|Recently crowned as the world’s third largest economy by the Organisation for Economic Cooperation and Development (OECD) can we say that the Indian economy is already trembling? With the financial crisis in different global markets, the outlook for the Indian economy is grim and bleak. Owing to the constant volatility that is present in the market along with the fluctuating currencies it is extremely important to manage one’s finances with utmost precaution and care. Besides this, the plunge of the Indian Rupee to an all-time low against the USD is another factor why finances need to be handled well. |
There are a number of asset management companies/firms (AMC’s) which invest all the pooled funds of different investors in securities as per the investment objectives. These companies mainly engage in the business of investing in as well as managing a portfolio of securities. Assets are of different divisions and they may be bonds, real estate, stocks, shares or even commodities.
There are a number of investment managers who are specialised in discretionary or advisory management on behalf of private investors (normally wealthy). This may also be referred to as portfolio management, money management and is often within the context of private banking.
These managers are responsible for all the activities that are associated with the management of the client’s portfolio. This may include the buying as well as selling of different securities on a day-to-day basis, performance measurement, portfolio monitoring, settlement of transactions, client and regulatory reporting.

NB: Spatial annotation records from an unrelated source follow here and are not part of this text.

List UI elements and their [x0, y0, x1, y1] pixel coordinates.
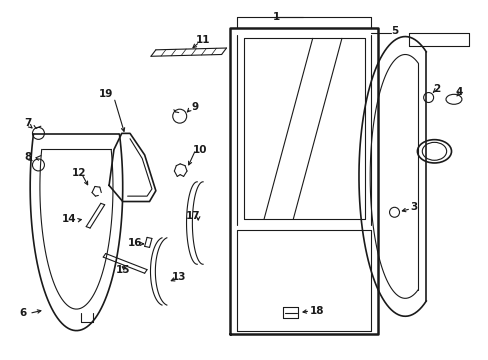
- Text: 13: 13: [171, 272, 185, 282]
- Text: 5: 5: [390, 26, 397, 36]
- Text: 4: 4: [454, 87, 462, 97]
- Text: 1: 1: [272, 12, 279, 22]
- Text: 15: 15: [115, 265, 130, 275]
- Text: 6: 6: [19, 308, 26, 318]
- Text: 19: 19: [98, 89, 113, 99]
- Text: 2: 2: [432, 84, 440, 94]
- Text: 16: 16: [127, 238, 142, 248]
- Text: 7: 7: [24, 118, 31, 128]
- Text: 14: 14: [61, 215, 76, 224]
- Text: 11: 11: [196, 35, 210, 45]
- Text: 8: 8: [24, 152, 31, 162]
- Text: 10: 10: [192, 144, 206, 154]
- Text: 18: 18: [309, 306, 323, 316]
- Text: 9: 9: [191, 102, 198, 112]
- Text: 3: 3: [409, 202, 417, 212]
- Text: 12: 12: [71, 168, 86, 178]
- Text: 17: 17: [185, 211, 200, 221]
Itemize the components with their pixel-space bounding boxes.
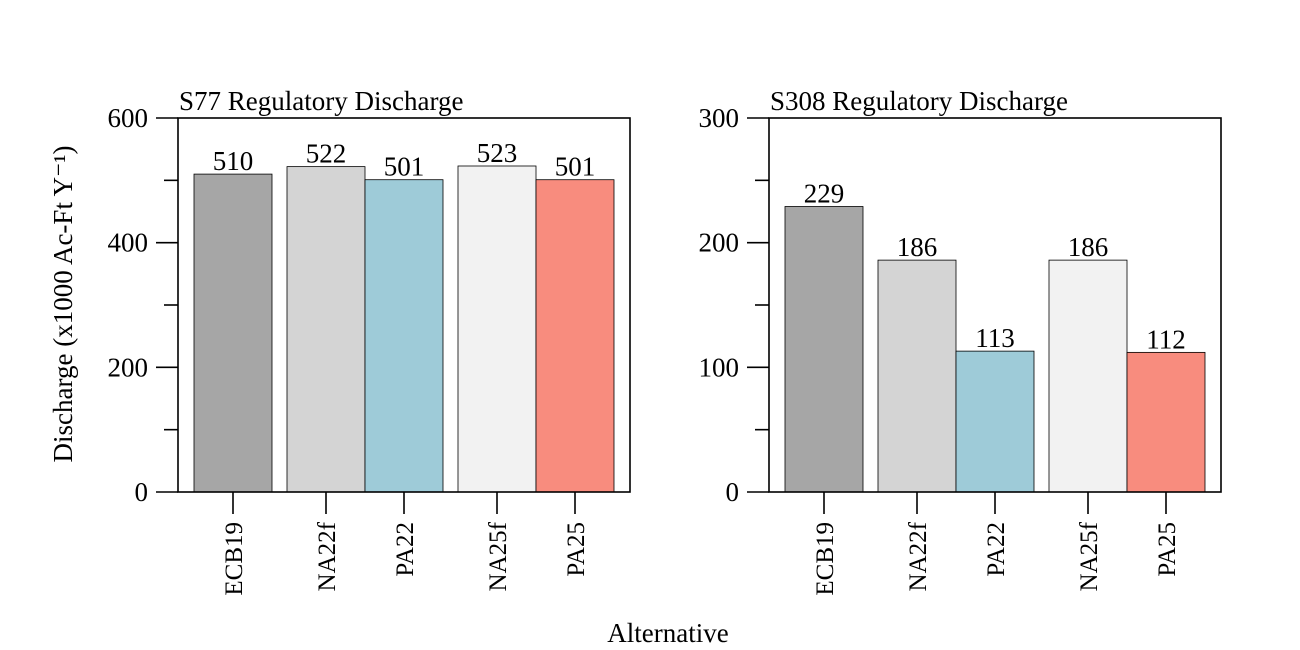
- bar-na25f: [1048, 259, 1128, 493]
- value-label: 186: [897, 232, 938, 262]
- s308-panel: S308 Regulatory Discharge 229 186 113 186 112…: [699, 86, 1222, 596]
- y-tick-label: 0: [726, 477, 740, 507]
- x-tick-label: PA22: [983, 522, 1010, 577]
- value-label: 501: [555, 152, 596, 182]
- chart-title: S77 Regulatory Discharge: [179, 86, 463, 116]
- y-tick-label: 600: [108, 103, 149, 133]
- x-tick-label: NA25f: [1076, 521, 1103, 591]
- x-tick-label: PA22: [392, 522, 419, 577]
- s77-panel: S77 Regulatory Discharge 510 522 501 523 501 0…: [108, 86, 631, 596]
- x-tick-label: NA22f: [905, 521, 932, 591]
- value-label: 510: [213, 146, 254, 176]
- value-label: 229: [804, 179, 845, 209]
- value-label: 501: [384, 152, 425, 182]
- y-tick-label: 300: [699, 103, 740, 133]
- y-tick-label: 400: [108, 228, 149, 258]
- y-tick-label: 200: [699, 228, 740, 258]
- value-label: 113: [975, 323, 1015, 353]
- value-label: 522: [306, 139, 347, 169]
- bar-na22f: [877, 259, 957, 493]
- y-tick-label: 0: [135, 477, 149, 507]
- y-tick-label: 100: [699, 352, 740, 382]
- x-tick-label: PA25: [1154, 522, 1181, 577]
- x-tick-label: ECB19: [812, 522, 839, 596]
- bar-pa25: [1126, 351, 1206, 493]
- y-tick-label: 200: [108, 352, 149, 382]
- x-tick-label: NA25f: [485, 521, 512, 591]
- value-label: 186: [1068, 232, 1109, 262]
- bar-pa25: [535, 179, 615, 493]
- bar-ecb19: [193, 173, 273, 493]
- chart-title: S308 Regulatory Discharge: [770, 86, 1068, 116]
- bar-pa22: [955, 350, 1035, 493]
- x-tick-label: ECB19: [221, 522, 248, 596]
- x-tick-label: NA22f: [314, 521, 341, 591]
- value-label: 523: [477, 138, 518, 168]
- bar-pa22: [364, 179, 444, 493]
- value-label: 112: [1146, 324, 1186, 354]
- bar-ecb19: [784, 206, 864, 493]
- bar-na25f: [457, 165, 537, 493]
- x-tick-label: PA25: [563, 522, 590, 577]
- bar-na22f: [286, 166, 366, 493]
- x-axis-label: Alternative: [607, 618, 728, 648]
- y-axis-label: Discharge (x1000 Ac-Ft Y⁻¹): [48, 145, 78, 462]
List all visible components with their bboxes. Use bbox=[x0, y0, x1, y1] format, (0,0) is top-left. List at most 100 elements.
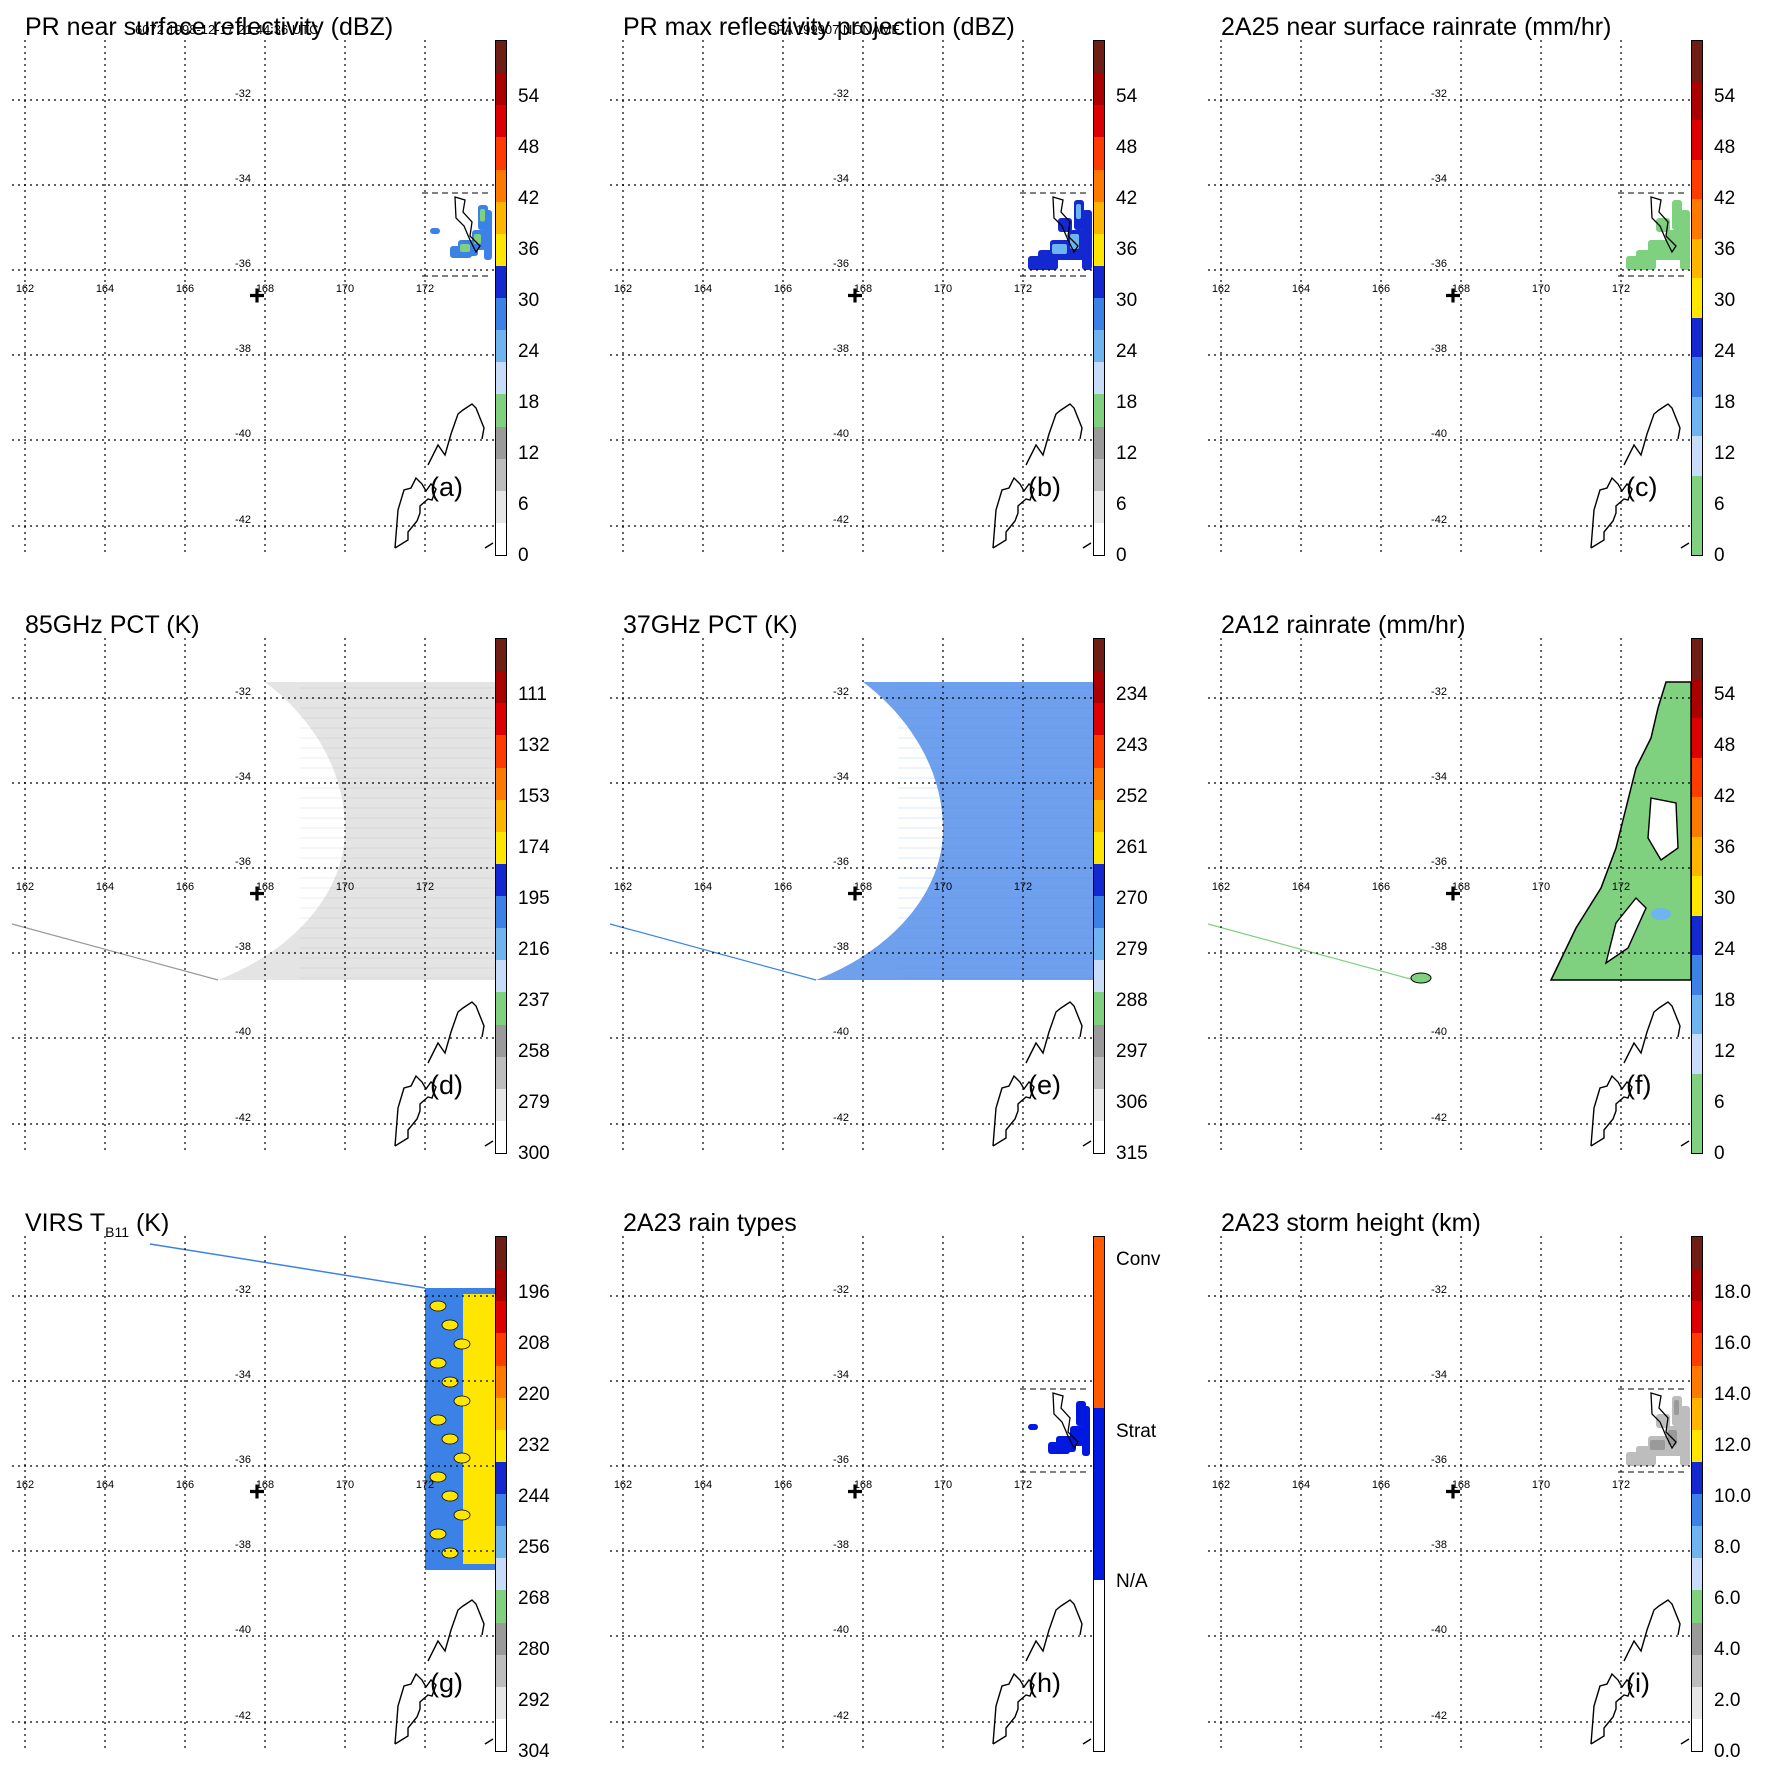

These managers consider the various degrees of portfolio diversification and help to create a list of planned holdings. This particular list is extremely beneficial in determining what percentage of the fund should be invested in a particular bond or stock. In order to be effective at this, it is very important to manage the correlation between the liability returns; asset returns cross-correlations between the returns and any internal issues to the portfolio.
There are many different styles/approaches of funds management that can be employed. Some of these approaches include value, growth, market neutral, small capitalisation, etc. Every approach has its own distinct features as well as risk characteristics.
The growth style of investing is type of investment strategy where growth investors invest only in those companies which exhibit signs of above-average growth.
Investment managers may range in size; they may be one or two people and may even go up to large multi-disciplinary asset management company having offices in different countries. The fees that are charged are generally determined on a percentage of the client’s assets under management (AUM).
Asset management can be of different types. Some of these include financial asset management, enterprise asset management and public asset management/corporate asset management (CAM). Financial asset management refers to the management of collective investment schemes as well as segregated client accounts. Enterprise management refers to the business processes and enabling information systems which support the management of the assets of an organisation. This may include physical asset management, fixed asset management, IT asset management and digital asset management.